Scientific Footnote: As soon as I took the above photo of Zoey the flash woke her up. Rather than be grumpy that I was taking photos of her in her sleep she simply uncapped her Lip Smacker and applied a few (dozen) coats to her lips. Thank you, mommy, she said, and turned over and went back to sleep.

Sunday, June 1, 2008

Closing My Eyes Now, You Can't See Me

One of my biggest pet peeves, other than the actual term "pet peeve," is when people tell you about a dream they had. Even worse is when they tell you about a dream they had with you in it. A long drawn out story of the innards of somebody else's mind where they saw you in an aquarium maybe, with that guy from the post office? You know, the guy with that thing on his forehead? Except he looked more like that kid who stocks the vending machines at work? And in the dream you were having a long intense conversation with Mr. Post Office/Vending Machine Man and you just have to stand there and listen to this enema of somebody else's subconscious, nodding your head with a stupid smile on your face as you are told about the dream, as if it means something to you, as if at any minute you'll jump in with Oh yeah! That guy! That conversation! Yeah, I mean, wasn't that just cah-razy??!

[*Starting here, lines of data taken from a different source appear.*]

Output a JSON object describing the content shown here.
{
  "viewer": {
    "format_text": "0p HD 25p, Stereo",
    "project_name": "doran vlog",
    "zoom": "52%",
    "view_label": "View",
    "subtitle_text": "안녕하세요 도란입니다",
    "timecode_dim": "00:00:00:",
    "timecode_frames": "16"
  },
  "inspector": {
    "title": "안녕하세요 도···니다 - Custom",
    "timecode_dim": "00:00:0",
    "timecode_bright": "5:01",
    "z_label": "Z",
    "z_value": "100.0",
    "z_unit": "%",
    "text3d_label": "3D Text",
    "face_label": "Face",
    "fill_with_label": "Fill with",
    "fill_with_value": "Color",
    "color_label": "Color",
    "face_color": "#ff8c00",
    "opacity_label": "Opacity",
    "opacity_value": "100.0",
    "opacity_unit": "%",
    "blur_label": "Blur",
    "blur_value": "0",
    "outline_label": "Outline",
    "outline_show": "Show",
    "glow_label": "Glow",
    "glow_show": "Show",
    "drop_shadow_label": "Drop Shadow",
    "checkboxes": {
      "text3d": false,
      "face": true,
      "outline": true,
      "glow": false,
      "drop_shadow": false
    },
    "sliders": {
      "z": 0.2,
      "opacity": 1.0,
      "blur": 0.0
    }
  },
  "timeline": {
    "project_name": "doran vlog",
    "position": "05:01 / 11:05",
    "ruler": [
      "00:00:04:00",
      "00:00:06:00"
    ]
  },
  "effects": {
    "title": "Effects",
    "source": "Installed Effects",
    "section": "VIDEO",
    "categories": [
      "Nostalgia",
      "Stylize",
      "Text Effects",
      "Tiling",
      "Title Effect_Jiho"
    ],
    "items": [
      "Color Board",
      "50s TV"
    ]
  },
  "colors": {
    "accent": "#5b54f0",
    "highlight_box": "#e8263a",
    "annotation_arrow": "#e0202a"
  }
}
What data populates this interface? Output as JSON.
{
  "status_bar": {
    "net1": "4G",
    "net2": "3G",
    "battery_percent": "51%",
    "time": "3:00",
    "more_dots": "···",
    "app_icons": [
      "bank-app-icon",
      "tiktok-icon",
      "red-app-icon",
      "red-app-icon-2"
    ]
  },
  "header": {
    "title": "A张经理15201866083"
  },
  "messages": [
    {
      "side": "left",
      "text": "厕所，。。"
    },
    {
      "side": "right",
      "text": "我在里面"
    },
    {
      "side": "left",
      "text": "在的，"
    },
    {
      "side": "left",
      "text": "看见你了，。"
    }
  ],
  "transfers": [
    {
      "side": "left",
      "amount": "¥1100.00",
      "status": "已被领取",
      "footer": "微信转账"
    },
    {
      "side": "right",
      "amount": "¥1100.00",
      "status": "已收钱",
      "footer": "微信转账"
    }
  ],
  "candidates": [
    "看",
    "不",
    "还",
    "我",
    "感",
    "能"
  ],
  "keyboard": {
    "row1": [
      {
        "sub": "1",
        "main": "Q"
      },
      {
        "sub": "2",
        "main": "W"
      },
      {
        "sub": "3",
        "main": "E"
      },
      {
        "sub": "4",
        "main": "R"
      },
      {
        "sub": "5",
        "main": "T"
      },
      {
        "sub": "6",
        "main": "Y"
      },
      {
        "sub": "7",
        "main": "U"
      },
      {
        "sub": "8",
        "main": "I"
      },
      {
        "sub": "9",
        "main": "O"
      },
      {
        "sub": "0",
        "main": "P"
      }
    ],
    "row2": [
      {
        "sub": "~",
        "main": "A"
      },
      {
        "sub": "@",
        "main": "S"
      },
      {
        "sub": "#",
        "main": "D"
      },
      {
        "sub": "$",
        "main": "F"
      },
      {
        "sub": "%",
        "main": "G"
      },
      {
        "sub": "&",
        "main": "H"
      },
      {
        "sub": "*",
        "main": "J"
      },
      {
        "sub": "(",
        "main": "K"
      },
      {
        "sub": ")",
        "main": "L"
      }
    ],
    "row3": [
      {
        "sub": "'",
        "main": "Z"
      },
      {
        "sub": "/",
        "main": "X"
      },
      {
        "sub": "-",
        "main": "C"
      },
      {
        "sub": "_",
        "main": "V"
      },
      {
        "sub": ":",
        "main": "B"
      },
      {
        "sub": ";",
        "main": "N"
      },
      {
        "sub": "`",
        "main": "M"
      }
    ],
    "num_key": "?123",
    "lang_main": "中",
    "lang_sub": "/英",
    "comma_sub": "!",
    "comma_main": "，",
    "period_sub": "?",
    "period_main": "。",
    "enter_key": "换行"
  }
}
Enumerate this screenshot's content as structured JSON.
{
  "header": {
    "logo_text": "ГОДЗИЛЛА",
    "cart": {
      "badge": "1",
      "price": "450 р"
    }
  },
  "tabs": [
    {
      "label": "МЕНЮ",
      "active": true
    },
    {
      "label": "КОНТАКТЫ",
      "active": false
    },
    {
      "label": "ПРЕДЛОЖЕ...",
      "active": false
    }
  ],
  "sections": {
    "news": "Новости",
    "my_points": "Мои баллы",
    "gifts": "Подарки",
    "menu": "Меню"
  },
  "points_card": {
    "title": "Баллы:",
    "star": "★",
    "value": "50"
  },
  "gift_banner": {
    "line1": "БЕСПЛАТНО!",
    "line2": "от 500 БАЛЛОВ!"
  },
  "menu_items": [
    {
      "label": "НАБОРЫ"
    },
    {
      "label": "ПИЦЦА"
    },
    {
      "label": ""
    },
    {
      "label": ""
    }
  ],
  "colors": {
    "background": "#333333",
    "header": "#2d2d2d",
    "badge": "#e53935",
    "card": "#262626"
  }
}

Another pet peeve of mine: dream catchers. They're almost as bad as bolero ties.
With the exception of Martin Luther King, most people should keep their dreams to themselves. That being said... so I had this dream. But don't worry, you weren't in it. Back when I was pregnant I dreamt that one night I unzipped my belly and pulled out my baby to play with her. She was not yet Zoey or even the guy from the post office with that thing on his forehead. She was a stock photography toddler and she giggled and made faces and poked at me with fingers made of oleo; it was one of those dreams that you just don't want to end. When I was finished playing with the baby I folded her back inside of myself and zipped up my tummy and woke up in the morning smiling. This weekend I realized that dream has come true. Zoey has turned a developmental corner, or maybe I have as her mother, and suddenly she is so fun to play with, the way she talks to me, explains her world. She makes me laugh as if I am the baby lying flat on my play mat and she is the adult leaning over me, dangling brightly colored objects for me to bat at in an effort to make me smile. And she does. I smile. And no, it's not just gas.
Bryan was away this weekend so my mom stayed over. It was kind of like spending the weekend with three versions of myself: 2 year old me, me at 35, and who I will be at 62. The weekend was a mass of versions of me, me if I smoked Marlboro Reds and woke up at 6 am demanding Get Up! Get Up! Get Up! so fast and so loud that it sounds more like Giddyup! Giddyup! Giddyup! The Marlboro Women at Home On the Range of Herselves.
So you will understand if I need a little time to not be myself. To watch some tv about somebody else's reality, to read a book, to sleep. Because for how much I hate hearing about other people's dreams I recognize that a blog is pretty much a dream proffered, the subconscious exposed. A dead mouse brought to the masses by a house cat very much pleased with herself, words gutted and left on a doorstep, a gift, well-received or not.
Sleep Tight, ma petites. Sweet Dreams.